Albertans are preparing for their second trip to the polls in less than a month on Oct. 18, but different issues will be at the forefront this go-around.
Not only will residents be choosing their local municipal leaders and school trustees, but votes on equalization payments, daylight savings time, and senators will also be on the table.
Citizens in nearby Calgary will also be voting on whether or not to re-introduce fluoride into the city’s drinking water. The chemical was previously removed in 2011. The City of Airdrie receives drinking water from Calgary, so the decision will also affect Airdronians, who will not get a direct say in the matter.
Pulling the province out of the Canada Pension Plan and creating an Alberta-focused plan, as well as a decision on a provincial police force will not be held at this time, though they were points of conversation and consideration.
There is a lot of pressure on Albertans this municipal election.It is no longer as simple as picking who you want for mayor or as a school representative – not that those decisions are easy to begin with.
Voters have been left with a lot of responsibility to educate themselves on numerous topics, in order to make a responsible decision that will impact their everyday lives.
In this day of immense political and social division, I truly think the decisions made on Oct. 18 will reverberate through the province more than those made federally on Sept. 20, especially because some voters may be under the impression that whatever is decided will be the end-all-be-all, which isn’t exactly the case.

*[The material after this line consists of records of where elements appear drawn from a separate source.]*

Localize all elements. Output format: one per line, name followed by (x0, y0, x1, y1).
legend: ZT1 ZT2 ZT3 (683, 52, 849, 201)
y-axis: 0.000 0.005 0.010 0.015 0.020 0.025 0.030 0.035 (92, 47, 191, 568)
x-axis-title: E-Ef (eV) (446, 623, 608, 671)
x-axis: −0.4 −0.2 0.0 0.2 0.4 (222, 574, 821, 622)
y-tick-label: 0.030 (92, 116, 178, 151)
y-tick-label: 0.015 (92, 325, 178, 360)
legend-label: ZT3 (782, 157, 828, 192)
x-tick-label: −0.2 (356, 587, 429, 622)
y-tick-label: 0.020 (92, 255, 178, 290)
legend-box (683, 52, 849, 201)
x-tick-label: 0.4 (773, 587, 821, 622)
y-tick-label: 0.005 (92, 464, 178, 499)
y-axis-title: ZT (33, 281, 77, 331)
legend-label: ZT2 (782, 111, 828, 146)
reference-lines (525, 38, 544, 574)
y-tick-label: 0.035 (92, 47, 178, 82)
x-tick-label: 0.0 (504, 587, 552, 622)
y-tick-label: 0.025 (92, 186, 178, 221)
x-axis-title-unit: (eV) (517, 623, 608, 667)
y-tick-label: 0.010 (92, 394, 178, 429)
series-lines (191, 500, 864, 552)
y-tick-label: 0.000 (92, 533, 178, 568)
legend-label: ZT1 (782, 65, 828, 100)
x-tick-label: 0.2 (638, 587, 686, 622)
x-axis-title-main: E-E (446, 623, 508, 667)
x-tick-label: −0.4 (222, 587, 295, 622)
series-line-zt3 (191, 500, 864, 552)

Additions to this election’s ballot have also been extremely indicative of Premier Jason Kenney’s government.
The Province does not have power to amend the constitution, which outlines the direction for equalization payments. However, Kenney is pushing a 2019 election promise to end equalization payments.
According to Elections Alberta, a vote of ‘yes’ by Albertans would pressure the federal government and the other provinces to begin discussions to amend the constitution.
On the subject of Daylight Savings Time, however, provincial officials do have the ability to make an amendment following the referendum, as time change is not a constitutional issue. Regardless, Albertans will still observe time changes this fall and in the spring of 2022.
Additionally, senators are not elected in Canada, rather they are appointed by the Governor General at the advice of the prime minister – yet a writ was issued on June 23 to hold an election for three positions which could be summoned to the Senate of Canada, relating to vacancies in Alberta, though this is not guaranteed.
Alberta is continuing to rock the boat by giving voters the chance to make decisions that cannot necessarily be implemented. If anything, the upcoming vote may be the wave that destines the province as a sinking ship.